Keywords: Decision making, Impulsivity, Medial prefrontal cortex, Ventral striatum, Magnetic resonance imaging, Voxel based morphometry
Introduction
Impulsive actions represents one of the major features of psychiatric conditions and chemical and behavioral addiction disorders (Alessi and Petry 2003; Barkley et al. 2001; Kirby et al. 1999; Kaladjian et al. 2011). Impulsivity is a complex behaviour composed of different domains encompassing behavioural dis-inhibition, risky decision-making and delay discounting abnormalities (Dom et al. 2006; Reynolds et al. 2006; Swann et al. 2002). Brain areas like the dorsolateral prefrontal cortex (DLPFC), the medial prefrontal cortex (MePFC) including the orbitofrontal cortex (OFC) and the anterior cingulate cortex (ACC) and the ventral striatum (VST) have all been reported to be critically involved in impulsive behaviours (Stuss et al. 1992; Rolls 2004; Bechara and Van Der Linden 2005). Patients with damage to those prefrontal regions show increased impulsivity on inhibition tasks (Bechara et al. 1999) and exhibit greater impulsivity and aggressive behavior compared to patients with other frontal cortex lesions (Grafman et al. 1996). Various neuropsychological frameworks have been used to explore the individual behavioral differences of impulsivity. Roughly there are two different approaches to evaluate impulsivity level: subjective self-reported measures of personality that rely on an individual’s self-perception of behaviour and objective behavioural tasks that estimate the performance level (Dom et al., 2006). Both laboratory and self-report personality measures of impulsivity appear to be related to risk of psychopathology (Swann et al. 2002).

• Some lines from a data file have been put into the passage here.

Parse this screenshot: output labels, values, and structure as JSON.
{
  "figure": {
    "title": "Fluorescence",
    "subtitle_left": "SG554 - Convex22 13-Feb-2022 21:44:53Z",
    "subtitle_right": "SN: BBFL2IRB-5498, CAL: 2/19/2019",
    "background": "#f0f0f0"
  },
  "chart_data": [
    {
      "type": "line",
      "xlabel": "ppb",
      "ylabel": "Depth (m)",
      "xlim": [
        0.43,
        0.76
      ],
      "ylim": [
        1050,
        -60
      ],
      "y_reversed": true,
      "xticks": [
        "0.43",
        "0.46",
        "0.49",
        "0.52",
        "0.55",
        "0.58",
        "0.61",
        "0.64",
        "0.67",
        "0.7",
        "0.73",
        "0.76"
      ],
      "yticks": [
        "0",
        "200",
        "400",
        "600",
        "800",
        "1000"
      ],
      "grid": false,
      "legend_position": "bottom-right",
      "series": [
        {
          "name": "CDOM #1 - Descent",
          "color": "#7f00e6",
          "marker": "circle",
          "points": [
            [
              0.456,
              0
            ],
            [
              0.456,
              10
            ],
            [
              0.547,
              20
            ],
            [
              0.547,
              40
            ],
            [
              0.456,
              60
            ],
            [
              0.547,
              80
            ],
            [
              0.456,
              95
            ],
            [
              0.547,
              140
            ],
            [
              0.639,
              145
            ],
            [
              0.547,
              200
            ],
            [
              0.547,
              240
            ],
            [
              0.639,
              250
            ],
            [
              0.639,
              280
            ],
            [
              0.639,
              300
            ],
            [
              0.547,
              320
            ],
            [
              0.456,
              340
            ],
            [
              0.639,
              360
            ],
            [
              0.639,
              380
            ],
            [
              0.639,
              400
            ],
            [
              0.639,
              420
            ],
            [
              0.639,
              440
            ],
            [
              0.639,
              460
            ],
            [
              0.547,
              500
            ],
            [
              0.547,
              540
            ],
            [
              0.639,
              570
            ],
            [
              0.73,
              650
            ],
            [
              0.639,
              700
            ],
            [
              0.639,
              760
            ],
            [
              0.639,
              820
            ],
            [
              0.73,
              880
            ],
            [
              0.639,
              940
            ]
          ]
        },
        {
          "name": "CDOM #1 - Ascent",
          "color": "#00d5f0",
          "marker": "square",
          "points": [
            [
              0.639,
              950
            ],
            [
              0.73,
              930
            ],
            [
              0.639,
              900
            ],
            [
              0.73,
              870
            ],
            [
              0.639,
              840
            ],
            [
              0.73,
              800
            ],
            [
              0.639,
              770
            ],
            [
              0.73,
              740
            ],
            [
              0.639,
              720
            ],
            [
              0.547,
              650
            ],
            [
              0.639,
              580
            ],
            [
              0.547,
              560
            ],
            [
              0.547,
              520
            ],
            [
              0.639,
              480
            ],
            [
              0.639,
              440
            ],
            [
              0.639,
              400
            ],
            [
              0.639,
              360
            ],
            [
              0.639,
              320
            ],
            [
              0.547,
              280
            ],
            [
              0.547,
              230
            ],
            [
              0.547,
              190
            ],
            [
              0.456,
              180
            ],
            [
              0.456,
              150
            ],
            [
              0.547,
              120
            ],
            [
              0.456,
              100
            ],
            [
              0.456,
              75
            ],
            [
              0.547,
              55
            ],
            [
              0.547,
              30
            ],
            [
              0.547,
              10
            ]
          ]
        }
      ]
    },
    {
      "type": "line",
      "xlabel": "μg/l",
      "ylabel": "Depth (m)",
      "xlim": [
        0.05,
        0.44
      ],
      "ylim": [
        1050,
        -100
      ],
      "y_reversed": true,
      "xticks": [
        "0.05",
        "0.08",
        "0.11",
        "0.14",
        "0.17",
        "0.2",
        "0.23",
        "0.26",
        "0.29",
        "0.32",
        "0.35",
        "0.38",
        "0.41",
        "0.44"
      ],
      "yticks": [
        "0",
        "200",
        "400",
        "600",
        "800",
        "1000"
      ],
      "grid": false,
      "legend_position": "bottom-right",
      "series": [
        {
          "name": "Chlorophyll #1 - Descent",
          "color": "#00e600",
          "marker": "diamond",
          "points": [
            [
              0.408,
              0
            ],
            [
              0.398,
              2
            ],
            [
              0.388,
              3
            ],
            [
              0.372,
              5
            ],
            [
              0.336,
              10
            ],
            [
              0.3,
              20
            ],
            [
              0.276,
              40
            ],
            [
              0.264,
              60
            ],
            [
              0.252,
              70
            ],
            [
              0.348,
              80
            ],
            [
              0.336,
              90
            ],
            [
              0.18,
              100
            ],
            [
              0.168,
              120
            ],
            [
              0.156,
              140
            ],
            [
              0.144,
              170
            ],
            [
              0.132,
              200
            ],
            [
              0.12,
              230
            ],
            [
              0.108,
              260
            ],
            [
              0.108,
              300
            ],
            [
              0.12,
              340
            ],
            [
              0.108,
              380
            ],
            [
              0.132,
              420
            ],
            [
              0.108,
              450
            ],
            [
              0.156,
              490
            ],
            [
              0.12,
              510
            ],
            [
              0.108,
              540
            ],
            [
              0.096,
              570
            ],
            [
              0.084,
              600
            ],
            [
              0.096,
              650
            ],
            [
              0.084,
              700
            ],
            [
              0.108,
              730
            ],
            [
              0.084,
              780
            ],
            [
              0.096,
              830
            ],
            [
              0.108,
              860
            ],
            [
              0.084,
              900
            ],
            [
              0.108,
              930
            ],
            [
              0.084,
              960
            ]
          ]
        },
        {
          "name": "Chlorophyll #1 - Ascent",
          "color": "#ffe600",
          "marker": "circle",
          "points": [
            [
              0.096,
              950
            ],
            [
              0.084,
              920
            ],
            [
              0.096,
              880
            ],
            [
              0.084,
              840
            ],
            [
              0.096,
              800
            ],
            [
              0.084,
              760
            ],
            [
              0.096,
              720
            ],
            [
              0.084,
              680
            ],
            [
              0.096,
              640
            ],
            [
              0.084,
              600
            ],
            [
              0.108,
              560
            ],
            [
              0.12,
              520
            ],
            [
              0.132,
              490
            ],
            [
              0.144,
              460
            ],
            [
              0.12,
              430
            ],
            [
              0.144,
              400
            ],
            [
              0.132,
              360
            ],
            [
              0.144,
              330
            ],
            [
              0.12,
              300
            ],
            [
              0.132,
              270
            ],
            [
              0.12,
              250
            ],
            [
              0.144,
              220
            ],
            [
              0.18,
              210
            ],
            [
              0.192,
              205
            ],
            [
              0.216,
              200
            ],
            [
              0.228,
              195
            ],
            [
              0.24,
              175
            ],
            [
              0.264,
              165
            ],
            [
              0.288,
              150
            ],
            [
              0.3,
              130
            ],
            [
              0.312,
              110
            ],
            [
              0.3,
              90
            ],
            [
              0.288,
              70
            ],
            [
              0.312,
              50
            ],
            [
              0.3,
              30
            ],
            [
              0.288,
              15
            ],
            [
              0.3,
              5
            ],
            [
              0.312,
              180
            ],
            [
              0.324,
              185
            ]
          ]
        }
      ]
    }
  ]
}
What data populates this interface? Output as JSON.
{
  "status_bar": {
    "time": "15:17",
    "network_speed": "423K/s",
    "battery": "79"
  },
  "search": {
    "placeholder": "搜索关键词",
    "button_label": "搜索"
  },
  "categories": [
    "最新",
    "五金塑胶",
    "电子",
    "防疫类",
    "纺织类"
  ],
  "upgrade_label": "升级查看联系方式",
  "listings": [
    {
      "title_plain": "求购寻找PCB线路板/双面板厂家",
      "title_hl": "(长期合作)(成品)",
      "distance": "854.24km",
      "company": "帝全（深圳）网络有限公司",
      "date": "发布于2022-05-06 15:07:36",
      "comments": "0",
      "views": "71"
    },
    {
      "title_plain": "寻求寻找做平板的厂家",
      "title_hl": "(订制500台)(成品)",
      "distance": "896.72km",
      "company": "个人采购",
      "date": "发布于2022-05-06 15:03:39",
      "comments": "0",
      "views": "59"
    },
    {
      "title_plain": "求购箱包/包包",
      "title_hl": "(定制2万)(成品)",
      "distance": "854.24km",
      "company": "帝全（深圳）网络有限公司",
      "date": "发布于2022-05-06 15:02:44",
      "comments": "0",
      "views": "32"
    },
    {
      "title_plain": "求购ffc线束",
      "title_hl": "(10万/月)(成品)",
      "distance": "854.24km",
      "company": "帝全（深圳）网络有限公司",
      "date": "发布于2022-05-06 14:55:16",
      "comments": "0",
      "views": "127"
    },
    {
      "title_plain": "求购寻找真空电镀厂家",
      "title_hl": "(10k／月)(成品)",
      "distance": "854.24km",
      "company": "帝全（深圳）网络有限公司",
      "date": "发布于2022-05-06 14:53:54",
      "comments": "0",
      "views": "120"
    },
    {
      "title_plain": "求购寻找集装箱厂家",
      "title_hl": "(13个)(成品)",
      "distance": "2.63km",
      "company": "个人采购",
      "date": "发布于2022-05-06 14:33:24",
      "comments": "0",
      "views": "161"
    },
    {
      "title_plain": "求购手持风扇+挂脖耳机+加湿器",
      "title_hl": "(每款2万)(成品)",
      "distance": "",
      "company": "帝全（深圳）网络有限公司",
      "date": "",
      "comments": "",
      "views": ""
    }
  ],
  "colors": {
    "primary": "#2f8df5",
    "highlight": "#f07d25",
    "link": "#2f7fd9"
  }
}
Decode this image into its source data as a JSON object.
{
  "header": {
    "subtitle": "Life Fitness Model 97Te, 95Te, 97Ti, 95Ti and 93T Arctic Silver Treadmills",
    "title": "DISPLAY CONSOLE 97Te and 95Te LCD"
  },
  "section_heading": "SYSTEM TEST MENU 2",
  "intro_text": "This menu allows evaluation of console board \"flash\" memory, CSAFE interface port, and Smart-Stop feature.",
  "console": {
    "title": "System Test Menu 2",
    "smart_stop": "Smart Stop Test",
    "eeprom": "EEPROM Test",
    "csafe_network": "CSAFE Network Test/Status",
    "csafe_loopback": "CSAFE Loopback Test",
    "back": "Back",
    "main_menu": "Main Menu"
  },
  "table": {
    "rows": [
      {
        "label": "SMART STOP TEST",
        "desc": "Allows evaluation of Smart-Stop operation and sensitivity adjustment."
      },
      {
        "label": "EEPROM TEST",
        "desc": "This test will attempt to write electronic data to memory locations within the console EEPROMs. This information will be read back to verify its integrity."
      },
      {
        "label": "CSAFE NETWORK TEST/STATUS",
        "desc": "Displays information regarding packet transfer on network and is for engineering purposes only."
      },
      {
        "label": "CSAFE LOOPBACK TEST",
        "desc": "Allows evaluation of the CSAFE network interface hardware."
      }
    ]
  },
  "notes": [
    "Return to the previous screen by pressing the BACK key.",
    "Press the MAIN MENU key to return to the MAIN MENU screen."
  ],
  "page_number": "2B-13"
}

How these two approaches can be combined to identify a common or overlapping neural network characterizing level of impulsivity is poorly investigated.
A few studies have investigated the relationship between structural changes in grey matter (GM) and impulsivity/self-control impairments (Koprivová et al. 2009; McAlonan et al. 2007). Previous observations using self-reported measurement reported an inverse correlation between impulsive behaviour and GM volume in the lateral OFC (Lui et al. 2009; Matsuo et al. 2009). Boes et al. (2009) showed that GM volume in the right MePFC predicted impulse control in adolescents. Studies using behavioural tasks such as the delay discounting paradigm have also demonstrated a relationship between impulsivity level and regional GM volume (Bjork et al. 2009; Schwartz et al. 2010) as well as white matter volume (Yu 2012). All together these reports demonstrated that structural changes at the cortical and subcortical level may be responsible for different degrees of impulsive behavior.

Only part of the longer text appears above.